Delegasi yang dipimpin oleh Menteri Koordinator (Menko) Bidang Perekonomian Airlangga Hartarto, didampingi oleh Menteri Luar Negeri (Menlu) Sugiono, Menteri Keuangan (Menkeu) Sri Mulyani Indrawati, serta Wakil Ketua Dewan Ekonomi Nasional Mari Elka Pangestu, menjalankan diplomasi intensif di Washington DC pada 16–23 April 2025.

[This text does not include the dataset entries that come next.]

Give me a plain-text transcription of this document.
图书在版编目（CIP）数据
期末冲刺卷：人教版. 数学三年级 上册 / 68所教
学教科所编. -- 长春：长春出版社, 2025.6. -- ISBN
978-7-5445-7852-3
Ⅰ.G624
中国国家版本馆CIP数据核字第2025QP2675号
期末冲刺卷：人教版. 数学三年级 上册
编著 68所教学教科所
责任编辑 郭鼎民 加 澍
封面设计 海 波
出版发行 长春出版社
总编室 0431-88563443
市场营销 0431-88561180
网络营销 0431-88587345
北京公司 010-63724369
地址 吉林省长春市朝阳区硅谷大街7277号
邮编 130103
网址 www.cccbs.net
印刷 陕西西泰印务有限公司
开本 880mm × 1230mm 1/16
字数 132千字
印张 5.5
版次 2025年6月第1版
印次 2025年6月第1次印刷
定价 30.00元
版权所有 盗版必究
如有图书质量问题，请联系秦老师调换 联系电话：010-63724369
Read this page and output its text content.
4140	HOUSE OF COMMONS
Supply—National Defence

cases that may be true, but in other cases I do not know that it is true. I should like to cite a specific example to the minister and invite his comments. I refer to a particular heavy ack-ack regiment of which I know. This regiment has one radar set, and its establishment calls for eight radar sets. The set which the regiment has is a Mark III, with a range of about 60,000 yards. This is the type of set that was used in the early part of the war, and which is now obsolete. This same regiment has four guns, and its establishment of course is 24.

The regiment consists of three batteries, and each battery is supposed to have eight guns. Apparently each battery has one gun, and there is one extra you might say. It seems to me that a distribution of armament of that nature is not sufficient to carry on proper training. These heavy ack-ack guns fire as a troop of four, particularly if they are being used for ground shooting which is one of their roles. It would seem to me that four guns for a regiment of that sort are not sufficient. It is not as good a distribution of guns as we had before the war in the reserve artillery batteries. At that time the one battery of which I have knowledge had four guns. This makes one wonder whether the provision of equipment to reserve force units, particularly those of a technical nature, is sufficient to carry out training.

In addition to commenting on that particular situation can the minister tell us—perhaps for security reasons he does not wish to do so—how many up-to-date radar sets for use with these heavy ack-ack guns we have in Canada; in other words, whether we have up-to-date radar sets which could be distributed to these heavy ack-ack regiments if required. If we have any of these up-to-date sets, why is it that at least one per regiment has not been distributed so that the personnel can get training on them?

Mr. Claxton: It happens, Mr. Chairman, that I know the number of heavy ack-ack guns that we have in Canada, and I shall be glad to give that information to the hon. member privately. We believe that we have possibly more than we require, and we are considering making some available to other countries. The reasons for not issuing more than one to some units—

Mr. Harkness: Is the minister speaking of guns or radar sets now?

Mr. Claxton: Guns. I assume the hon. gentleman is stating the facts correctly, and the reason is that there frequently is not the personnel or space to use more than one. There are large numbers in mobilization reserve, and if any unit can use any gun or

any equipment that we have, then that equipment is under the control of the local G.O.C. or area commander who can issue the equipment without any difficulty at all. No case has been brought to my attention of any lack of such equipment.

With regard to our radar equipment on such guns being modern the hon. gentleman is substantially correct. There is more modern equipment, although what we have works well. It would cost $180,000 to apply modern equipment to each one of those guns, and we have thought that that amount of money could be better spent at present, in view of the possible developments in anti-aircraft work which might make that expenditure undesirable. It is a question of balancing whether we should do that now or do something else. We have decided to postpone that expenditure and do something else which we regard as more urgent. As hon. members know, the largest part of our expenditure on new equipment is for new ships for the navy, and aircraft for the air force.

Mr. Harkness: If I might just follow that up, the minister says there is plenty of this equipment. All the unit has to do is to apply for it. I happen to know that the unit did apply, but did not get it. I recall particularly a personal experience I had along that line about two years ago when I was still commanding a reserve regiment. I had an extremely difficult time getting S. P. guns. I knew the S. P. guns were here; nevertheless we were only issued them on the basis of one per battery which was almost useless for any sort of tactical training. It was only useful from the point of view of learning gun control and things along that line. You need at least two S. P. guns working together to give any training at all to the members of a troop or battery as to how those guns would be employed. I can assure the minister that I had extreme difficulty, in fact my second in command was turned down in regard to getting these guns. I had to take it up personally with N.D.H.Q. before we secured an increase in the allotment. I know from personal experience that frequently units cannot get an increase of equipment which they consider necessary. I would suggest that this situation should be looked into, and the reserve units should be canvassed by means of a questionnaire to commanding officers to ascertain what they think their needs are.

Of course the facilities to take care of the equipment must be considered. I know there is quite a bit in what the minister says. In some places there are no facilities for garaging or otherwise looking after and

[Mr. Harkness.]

Dalam sejumlah pertemuan strategis dengan perwakilan Pemerintah AS—seperti US Trade Representative (USTR), Secretary of Commerce, dan Secretary of Treasury—delegasi Indonesia menawarkan konsep perdagangan yang adil dan seimbang. Menko Airlangga menyebut pendekatan ini sebagai “fair and square”, di mana Indonesia tidak hanya menyoroti persoalan tarif, tetapi juga hambatan non-tarif serta komitmen mengoreksi ketimpangan neraca dagang.

“Neraca perdagangannya sekitar USD19 juta, kita berikan lebih dari USD19,5 juta. Ini bentuk keseriusan kita membangun hubungan dagang yang seimbang,” ujar Menko Airlangga dalam konferensi pers usai melaporkan hasil negosiasi kepada Presiden Prabowo Subianto di Istana Negara, Jakarta, Senin (28/04/2025).

 

Respons Positif dan Kesepakatan Awal

Delegasi Indonesia membawa surat resmi yang diajukan pada 7 dan 9 April 2025 kepada Pemerintah AS, dan mendapat respons positif. Pihak USTR mengapresiasi isi surat yang dinilai komprehensif dan menjadikan Indonesia sebagai salah satu “first mover” dalam format negosiasi bilateral tarif di era pemerintahan baru AS.

Bahkan, sebagai bentuk kelanjutan dialog teknis, Indonesia dan AS menandatangani perjanjian Non-Disclosure Agreement (NDA). Perjanjian ini memastikan bahwa materi pembahasan hanya diketahui dan dibahas oleh kedua negara demi menjaga kerahasiaan serta kestabilan proses negosiasi.

 

Lima Kesepakatan Strategis yang Dirumuskan

Dalam pertemuan bilateral tingkat tinggi dan lanjutan dengan Menteri Keuangan AS, Scott Bessent, kedua negara akhirnya sepakat menjajaki lima poin utama sebagai respons terhadap ketentuan tarif resiprokal:

Penyesuaian Tarif Impor: Indonesia akan melakukan penyesuaian tarif terhadap sejumlah produk asal AS secara selektif sebagai tindakan timbal balik.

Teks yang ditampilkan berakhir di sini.